American Journal of Human Genetics
Date de publication
Publication types: ArticlePublication Status: ppublish
Uveal melanoma (UM) is a rare intraocular tumor that, similar to cutaneous melanoma, originates from melanocytes. To gain insights into its genetics, we performed whole-genome sequencing at very deep coverage of tumor-control pairs in 33 samples (24 primary and 9 metastases). Genome-wide, the number of coding mutations was rather low (only 17 variants per tumor on average; range 7-28), thus radically different from cutaneous melanoma, where hundreds of exonic DNA insults are usually detected. Furthermore, no UV light-induced mutational signature was identified. Recurrent coding mutations were found in the known UM drivers GNAQ, GNA11, BAP1, EIF1AX, and SF3B1. Other genes, i.e., TP53BP1, CSMD1, TTC28, DLK2, and KTN1, were also found to harbor somatic mutations in more than one individual, possibly indicating a previously undescribed association with UM pathogenesis. De novo assembly of unmatched reads from non-coding DNA revealed peculiar copy-number variations defining specific UM subtypes, which in turn could be associated with metastatic transformation.

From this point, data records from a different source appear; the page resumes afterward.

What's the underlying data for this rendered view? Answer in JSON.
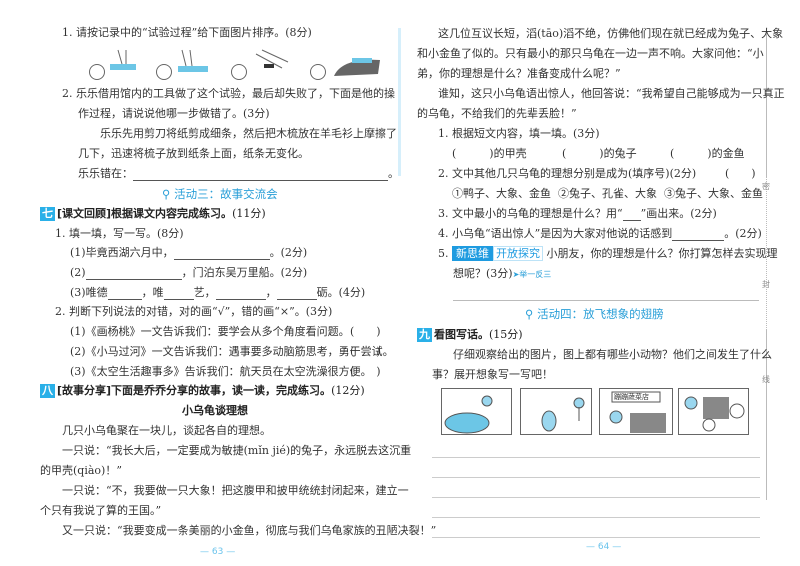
{
  "left_page": {
    "q1": "1. 请按记录中的“试验过程”给下面图片排序。(8分)",
    "q2_line1": "2. 乐乐借用馆内的工具做了这个试验，最后却失败了，下面是他的操",
    "q2_line2": "作过程，请说说他哪一步做错了。(3分)",
    "q2_text1": "乐乐先用剪刀将纸剪成细条，然后把木梳放在羊毛衫上摩擦了",
    "q2_text2": "几下，迅速将梳子放到纸条上面，纸条无变化。",
    "q2_answer_label": "乐乐错在：",
    "activity3": "活动三：故事交流会",
    "sec7_num": "七",
    "sec7_title": "[课文回顾]根据课文内容完成练习。",
    "sec7_score": "(11分)",
    "s7_q1": "1. 填一填，写一写。(8分)",
    "s7_q1_1a": "(1)毕竟西湖六月中，",
    "s7_q1_1b": "。(2分)",
    "s7_q1_2a": "(2)",
    "s7_q1_2b": "，门泊东吴万里船。(2分)",
    "s7_q1_3": [
      "(3)唯德",
      "，唯",
      "艺，",
      "，",
      "砺。(4分)"
    ],
    "s7_q2": "2. 判断下列说法的对错，对的画“√”，错的画“×”。(3分)",
    "s7_q2_items": [
      "(1)《画杨桃》一文告诉我们：要学会从多个角度看问题。",
      "(2)《小马过河》一文告诉我们：遇事要多动脑筋思考，勇于尝试。",
      "(3)《太空生活趣事多》告诉我们：航天员在太空洗澡很方便。"
    ],
    "paren": "(　　)",
    "sec8_num": "八",
    "sec8_title": "[故事分享]下面是乔乔分享的故事，读一读，完成练习。",
    "sec8_score": "(12分)",
    "story_title": "小乌龟谈理想",
    "story": [
      "几只小乌龟聚在一块儿，谈起各自的理想。",
      "一只说：“我长大后，一定要成为敏捷(mǐn jié)的兔子，永远脱去这沉重",
      "的甲壳(qiào)！”",
      "一只说：“不，我要做一只大象！把这腹甲和披甲统统封闭起来，建立一",
      "个只有我说了算的王国。”",
      "又一只说：“我要变成一条美丽的小金鱼，彻底与我们乌龟家族的丑陋决裂！”"
    ],
    "page_number": "63"
  },
  "right_page": {
    "story": [
      "这几位互议长短，滔(tāo)滔不绝，仿佛他们现在就已经成为兔子、大象",
      "和小金鱼了似的。只有最小的那只乌龟在一边一声不响。大家问他：“小",
      "弟，你的理想是什么？准备变成什么呢？”",
      "谁知，这只小乌龟语出惊人，他回答说：“我希望自己能够成为一只真正",
      "的乌龟，不给我们的先辈丢脸！”"
    ],
    "q1": "1. 根据短文内容，填一填。(3分)",
    "q1_blanks": [
      "(　　　)的甲壳",
      "(　　　)的兔子",
      "(　　　)的金鱼"
    ],
    "q2": "2. 文中其他几只乌龟的理想分别是成为(填序号)(2分)",
    "q2_paren": "(　　)",
    "q2_options": [
      "①鸭子、大象、金鱼",
      "②兔子、孔雀、大象",
      "③兔子、大象、金鱼"
    ],
    "q3a": "3. 文中最小的乌龟的理想是什么？用“",
    "q3b": "”画出来。(2分)",
    "q4a": "4. 小乌龟“语出惊人”是因为大家对他说的话感到",
    "q4b": "。(2分)",
    "q5_num": "5.",
    "q5_tag1": "新思维",
    "q5_tag2": "开放探究",
    "q5_text": "小朋友，你的理想是什么？你打算怎样去实现理",
    "q5_text2": "想呢？(3分)",
    "q5_link": "➤举一反三",
    "activity4": "活动四：放飞想象的翅膀",
    "sec9_num": "九",
    "sec9_title": "看图写话。",
    "sec9_score": "(15分)",
    "sec9_text1": "仔细观察给出的图片，图上都有哪些小动物？他们之间发生了什么",
    "sec9_text2": "事？展开想象写一写吧！",
    "shop_sign": "蹦蹦蔬菜店",
    "page_number": "64",
    "binding_marks": [
      "密",
      "封",
      "线"
    ]
  }
}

Mutational-driven comparison with other tumor types showed that UM is very similar to pediatric tumors, characterized by very few somatic insults and, possibly, important epigenetic changes. Through the analysis of whole-genome sequencing data, our findings shed new light on the molecular genetics of uveal melanoma, delineating it as an atypical tumor of the adult for which somatic events other than mutations in exonic DNA shape its genetic landscape and define its metastatic potential.